Still, Lee knows who buys concessions at the multiplex, so he also dutifully stages the money shots. The big action set pieces here include the computerized green monster's satisfyingly destructive breakout from a secret underground army base, a battle with slavering mutant dogs, and a visit to San Francisco in which he tears up several blocks of pavement and tosses a cable car onto the sidewalk. Lee also mounts his own version of Desert Storm in which Hulk bounces from butte to butte like a huge blob of Flubber, swatting helicopter gunships out of the air. Lee and his technicians rarely let up on the technical flash. There are lots of bewildering split-screen effects straight out of the '60s alongside a surplus of flashbacks, plenty of morphing, and an array of oozy, multicolored hallucinations intended, we must assume, to express the conflicted agony in Bruce/Hulk's mind and the molecular rage inside his body.

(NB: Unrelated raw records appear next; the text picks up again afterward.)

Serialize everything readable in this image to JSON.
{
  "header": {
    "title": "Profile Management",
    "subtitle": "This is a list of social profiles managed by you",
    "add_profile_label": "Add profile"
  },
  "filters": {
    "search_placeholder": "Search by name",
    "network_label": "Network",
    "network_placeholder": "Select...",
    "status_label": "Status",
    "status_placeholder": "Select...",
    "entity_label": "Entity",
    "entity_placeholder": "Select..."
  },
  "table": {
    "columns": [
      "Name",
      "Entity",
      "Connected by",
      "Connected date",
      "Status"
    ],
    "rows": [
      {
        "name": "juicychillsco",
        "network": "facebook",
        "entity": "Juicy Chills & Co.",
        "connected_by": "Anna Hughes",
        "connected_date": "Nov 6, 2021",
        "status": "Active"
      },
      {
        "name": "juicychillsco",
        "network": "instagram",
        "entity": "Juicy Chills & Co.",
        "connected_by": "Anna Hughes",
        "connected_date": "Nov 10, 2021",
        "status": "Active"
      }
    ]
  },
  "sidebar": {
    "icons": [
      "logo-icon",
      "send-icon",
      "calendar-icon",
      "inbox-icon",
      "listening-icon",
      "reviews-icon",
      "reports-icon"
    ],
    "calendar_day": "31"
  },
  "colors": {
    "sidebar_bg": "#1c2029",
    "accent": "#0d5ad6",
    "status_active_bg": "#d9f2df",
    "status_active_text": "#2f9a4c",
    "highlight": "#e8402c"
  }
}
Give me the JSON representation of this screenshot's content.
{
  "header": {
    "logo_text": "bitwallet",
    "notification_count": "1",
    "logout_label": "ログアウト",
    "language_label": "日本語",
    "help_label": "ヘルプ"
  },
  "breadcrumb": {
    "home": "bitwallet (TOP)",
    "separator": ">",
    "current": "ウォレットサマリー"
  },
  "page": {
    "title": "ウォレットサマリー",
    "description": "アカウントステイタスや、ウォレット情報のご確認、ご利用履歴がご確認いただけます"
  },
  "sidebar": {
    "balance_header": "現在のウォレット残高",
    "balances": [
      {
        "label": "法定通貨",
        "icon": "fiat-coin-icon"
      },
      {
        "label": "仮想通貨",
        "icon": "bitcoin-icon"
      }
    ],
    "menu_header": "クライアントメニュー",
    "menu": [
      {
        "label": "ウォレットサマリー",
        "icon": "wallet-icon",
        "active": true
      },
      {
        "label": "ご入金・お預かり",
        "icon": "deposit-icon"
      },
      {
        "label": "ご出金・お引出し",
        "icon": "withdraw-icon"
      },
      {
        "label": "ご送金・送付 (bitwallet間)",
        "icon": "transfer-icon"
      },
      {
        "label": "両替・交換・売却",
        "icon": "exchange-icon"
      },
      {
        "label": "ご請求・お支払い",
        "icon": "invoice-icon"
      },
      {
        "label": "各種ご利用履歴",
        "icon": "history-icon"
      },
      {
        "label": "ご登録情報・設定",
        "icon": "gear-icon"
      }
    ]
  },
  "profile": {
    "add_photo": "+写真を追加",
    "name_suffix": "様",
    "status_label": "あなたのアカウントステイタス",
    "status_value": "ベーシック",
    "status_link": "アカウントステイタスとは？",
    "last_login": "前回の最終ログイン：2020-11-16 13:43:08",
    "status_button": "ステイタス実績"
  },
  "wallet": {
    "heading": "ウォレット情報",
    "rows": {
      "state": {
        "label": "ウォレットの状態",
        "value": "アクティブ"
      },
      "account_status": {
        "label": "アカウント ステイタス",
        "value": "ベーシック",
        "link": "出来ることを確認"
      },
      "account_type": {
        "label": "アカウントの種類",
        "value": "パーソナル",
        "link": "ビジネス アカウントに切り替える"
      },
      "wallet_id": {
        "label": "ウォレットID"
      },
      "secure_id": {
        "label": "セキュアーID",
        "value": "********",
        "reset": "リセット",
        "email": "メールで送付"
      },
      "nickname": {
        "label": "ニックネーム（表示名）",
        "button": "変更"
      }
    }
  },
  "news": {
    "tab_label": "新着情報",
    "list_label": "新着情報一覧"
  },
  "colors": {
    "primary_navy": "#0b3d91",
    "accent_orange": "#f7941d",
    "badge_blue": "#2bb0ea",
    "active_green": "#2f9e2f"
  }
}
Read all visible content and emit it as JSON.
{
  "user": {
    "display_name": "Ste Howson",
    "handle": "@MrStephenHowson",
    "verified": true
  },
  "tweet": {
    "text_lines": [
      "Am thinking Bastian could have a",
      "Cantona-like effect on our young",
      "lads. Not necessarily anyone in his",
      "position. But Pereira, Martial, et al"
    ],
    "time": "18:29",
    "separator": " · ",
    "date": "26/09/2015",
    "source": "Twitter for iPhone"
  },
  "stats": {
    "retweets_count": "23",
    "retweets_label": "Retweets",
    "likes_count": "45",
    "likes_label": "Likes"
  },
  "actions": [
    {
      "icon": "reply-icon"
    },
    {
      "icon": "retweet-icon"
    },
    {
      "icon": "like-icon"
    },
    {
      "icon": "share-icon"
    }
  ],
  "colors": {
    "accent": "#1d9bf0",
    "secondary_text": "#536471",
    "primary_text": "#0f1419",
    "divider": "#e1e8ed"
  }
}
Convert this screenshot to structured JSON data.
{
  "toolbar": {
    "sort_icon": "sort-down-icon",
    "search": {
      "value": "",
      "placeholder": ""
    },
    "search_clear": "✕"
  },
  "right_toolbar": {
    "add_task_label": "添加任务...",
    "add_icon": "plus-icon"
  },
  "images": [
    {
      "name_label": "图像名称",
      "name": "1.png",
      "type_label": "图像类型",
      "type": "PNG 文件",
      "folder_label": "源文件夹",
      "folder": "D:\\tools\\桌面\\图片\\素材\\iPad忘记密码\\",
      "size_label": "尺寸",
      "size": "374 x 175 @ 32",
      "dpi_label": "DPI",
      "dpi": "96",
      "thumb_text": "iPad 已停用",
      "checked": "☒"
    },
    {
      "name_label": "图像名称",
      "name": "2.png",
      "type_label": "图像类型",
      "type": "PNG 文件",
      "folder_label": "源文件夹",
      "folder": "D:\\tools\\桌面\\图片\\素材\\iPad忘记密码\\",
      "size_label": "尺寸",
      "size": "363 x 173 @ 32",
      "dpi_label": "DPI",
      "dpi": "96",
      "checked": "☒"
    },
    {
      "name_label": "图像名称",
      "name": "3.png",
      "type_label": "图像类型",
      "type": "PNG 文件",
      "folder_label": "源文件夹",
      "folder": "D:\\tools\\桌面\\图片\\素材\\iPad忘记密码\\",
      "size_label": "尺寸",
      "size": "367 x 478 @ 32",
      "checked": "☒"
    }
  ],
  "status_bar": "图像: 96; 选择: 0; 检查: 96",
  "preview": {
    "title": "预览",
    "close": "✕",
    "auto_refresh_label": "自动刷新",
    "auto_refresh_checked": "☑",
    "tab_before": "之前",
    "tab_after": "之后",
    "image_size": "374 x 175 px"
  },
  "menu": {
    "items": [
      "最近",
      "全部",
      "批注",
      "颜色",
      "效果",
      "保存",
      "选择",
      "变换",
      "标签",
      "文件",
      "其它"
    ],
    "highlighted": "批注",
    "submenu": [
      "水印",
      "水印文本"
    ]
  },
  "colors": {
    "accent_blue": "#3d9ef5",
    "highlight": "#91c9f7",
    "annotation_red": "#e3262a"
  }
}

Some Marvel fans and diehard devotees of Lou Ferrigno, the bodybuilder who played The Hulk on TV (and who does a brief walk-on here) may find Ang Lee's whole enterprise grandiose and, given its not-always-successful attempt to fuse brains and brawn, a little bit silly. In the end, The Hulk seems as unhappily divided in its nature as Bruce Banner himself. Art and entertainment don't always get along. Still, in the last shot, Lee takes pains to suggest -- heaven help us -- a sequel. We can only hope it answers one vital philosophical question. To wit: Whenever Bruce violently expands into The Hulk, he bursts out of his undersized wardrobe; tell us now, how does the big guy always wind up in a pair of perfectly fitting blue shorts?